La idea de profanación (piénsese como transgresión de una norma dada) está presente en la conciencia social occidental desde el principio de los tiempos. Los griegos, con su mito de Pandora, reforzaron este esquema. Para los helenos, la primera mujer sobre la tierra abría su ánfora (o caja, según la versión renacentista) por curiosidad y desparramaba todos los males sobre la tierra. Profanaba, por lo tanto, la armonía del mundo. Robert Graves fue más allá: “El mito intenta imponer a la mujer la culpa de todos los males de la humanidad”. ¿No era ése el pensamiento de muchos de los hombres con los que Cecilia Grierson tuvo que convivir? ¿Acaso producir literatura médica no era un sinónimo de profanación? Los escritos médicos, en su historia intrínseca, eran hechos, distribuidos y custodiados por hombres. ¿Qué otra cosa, sino una gran transgresión, ocasionó Grierson publicando libros de medicina y en castellano? Las obras médicas en idiomas extranjeros superaban ampliamente a las escritas en nuestro idioma. ¿No era esa una forma (¿inconsciente?) de salvaguardar el conocimiento y evitar que el “vulgo” accediera a él? Si bien Cecilia Grierson no tuvo que batallar con la burla y el desprecio por estampar su firma en una obra escrita, irremediablemente riñó con un mal mayor: la indiferencia de aquellos intelectuales que preferían mantener el conocimiento científico en las arcas del sexo fuerte. Pese a todo, si bien sus escritos no llegaron a trascender en la comunidad científica de entonces, lo hicieron de manera pública y privada, a la vez: en muchos hogares porteños existía, por lo menos, uno de sus textos. 
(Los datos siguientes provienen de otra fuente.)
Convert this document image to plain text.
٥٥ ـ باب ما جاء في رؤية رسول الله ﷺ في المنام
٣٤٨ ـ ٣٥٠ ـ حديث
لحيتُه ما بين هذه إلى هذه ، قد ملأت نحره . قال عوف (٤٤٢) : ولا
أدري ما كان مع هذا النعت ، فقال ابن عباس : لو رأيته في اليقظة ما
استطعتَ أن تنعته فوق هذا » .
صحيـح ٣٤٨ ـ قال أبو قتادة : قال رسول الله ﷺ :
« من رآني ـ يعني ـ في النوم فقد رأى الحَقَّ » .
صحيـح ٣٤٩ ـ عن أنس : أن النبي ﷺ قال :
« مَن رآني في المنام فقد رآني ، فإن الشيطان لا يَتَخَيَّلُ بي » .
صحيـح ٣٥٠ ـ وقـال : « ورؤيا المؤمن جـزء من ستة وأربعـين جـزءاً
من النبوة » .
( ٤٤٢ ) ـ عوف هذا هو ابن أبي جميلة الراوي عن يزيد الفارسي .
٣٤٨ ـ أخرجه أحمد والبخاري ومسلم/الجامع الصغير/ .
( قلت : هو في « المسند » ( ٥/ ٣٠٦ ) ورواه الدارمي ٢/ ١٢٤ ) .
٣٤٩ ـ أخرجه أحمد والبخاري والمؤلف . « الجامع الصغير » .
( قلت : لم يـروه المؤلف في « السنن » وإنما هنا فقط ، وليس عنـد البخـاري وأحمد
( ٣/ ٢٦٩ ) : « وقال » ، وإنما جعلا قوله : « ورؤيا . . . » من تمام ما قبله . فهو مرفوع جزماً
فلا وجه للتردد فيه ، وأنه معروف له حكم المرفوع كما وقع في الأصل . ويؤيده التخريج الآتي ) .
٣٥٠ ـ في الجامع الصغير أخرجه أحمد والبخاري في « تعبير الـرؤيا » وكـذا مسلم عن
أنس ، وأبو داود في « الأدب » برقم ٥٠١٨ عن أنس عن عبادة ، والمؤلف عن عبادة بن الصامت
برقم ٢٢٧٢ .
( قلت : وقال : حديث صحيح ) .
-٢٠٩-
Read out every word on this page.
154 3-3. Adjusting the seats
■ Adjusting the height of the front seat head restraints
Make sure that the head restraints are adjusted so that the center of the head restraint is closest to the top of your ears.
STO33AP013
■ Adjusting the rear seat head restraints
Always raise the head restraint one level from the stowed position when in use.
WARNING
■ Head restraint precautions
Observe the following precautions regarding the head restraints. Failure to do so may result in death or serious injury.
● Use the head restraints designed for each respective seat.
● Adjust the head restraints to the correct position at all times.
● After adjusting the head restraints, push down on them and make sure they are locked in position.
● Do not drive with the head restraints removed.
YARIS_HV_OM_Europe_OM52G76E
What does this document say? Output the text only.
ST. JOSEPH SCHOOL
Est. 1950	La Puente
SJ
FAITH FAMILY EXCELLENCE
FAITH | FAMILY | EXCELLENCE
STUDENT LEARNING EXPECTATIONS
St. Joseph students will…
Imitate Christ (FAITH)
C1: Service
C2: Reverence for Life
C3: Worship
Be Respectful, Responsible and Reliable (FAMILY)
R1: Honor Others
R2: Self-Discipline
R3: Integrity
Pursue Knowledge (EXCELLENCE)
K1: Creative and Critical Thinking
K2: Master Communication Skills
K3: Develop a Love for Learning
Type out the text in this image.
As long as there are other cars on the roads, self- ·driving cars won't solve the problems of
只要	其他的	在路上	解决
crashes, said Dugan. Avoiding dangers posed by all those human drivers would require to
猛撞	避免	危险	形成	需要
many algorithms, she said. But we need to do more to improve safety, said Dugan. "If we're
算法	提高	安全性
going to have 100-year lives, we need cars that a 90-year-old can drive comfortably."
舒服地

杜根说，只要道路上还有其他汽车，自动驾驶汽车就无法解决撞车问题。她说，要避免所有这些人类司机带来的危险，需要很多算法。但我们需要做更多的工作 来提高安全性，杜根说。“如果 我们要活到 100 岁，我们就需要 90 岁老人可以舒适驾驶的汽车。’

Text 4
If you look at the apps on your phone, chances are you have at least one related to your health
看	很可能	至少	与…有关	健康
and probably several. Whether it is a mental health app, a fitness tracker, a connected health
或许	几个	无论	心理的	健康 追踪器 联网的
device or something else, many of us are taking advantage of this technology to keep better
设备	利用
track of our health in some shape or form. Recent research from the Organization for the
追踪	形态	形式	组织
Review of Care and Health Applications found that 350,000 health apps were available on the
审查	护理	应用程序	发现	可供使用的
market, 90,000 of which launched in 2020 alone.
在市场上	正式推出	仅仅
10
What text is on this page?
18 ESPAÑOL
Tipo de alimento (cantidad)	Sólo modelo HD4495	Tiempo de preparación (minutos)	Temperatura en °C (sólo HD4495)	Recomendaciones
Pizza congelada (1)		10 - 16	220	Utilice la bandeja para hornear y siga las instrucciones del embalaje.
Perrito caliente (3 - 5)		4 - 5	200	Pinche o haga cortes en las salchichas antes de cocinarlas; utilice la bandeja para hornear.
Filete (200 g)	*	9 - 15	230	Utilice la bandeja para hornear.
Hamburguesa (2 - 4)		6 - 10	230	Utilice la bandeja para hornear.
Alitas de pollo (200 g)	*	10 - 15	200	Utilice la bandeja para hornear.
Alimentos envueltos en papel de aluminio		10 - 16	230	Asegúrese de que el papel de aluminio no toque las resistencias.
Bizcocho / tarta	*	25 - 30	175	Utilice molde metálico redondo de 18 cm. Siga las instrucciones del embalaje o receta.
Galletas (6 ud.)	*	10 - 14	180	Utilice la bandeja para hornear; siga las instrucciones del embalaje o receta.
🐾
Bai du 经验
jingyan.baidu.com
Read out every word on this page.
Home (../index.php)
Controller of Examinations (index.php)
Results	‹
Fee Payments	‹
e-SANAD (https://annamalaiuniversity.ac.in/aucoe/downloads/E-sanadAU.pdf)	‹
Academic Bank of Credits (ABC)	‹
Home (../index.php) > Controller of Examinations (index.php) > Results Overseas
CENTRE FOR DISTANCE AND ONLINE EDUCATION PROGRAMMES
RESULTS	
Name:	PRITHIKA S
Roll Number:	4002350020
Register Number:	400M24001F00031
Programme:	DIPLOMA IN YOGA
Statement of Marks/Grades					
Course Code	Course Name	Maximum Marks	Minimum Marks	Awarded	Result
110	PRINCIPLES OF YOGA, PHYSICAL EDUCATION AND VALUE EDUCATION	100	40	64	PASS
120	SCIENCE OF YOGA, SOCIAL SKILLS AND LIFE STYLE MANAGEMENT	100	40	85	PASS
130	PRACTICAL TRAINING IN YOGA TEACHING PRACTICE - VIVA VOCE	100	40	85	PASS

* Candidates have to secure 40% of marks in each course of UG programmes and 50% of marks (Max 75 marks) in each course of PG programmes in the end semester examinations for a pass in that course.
Grierson rompió un molde en el que habían crecido miles de mujeres argentinas inventando una nueva forma de ser mujer. Abrió caminos hasta ese momento vedados a lo “femenino”. Venció todas las inercias proponiendo un cambio de paradigmas, provocando con ello a muchas mujeres a seguir sus pasos. Tal vez Grierson no supo (o lo percibió en silencio) que estaba viviendo una revolución. “La mejor donación que nos ha dejado Cecilia Grierson”, dice Marina Villanueva, Presidenta de la Federación Argentina de Mujeres Universitarias, “es ayudarnos a seguir pensando que no merecemos un techo; aunque sea de cristal, y que podamos traspasarlo como al presente mismo”.

Cecilia Grierson ya es historia. Pero no pasado. Porque mientras dure su legado, cada 8 de marzo vivirá la Mujer.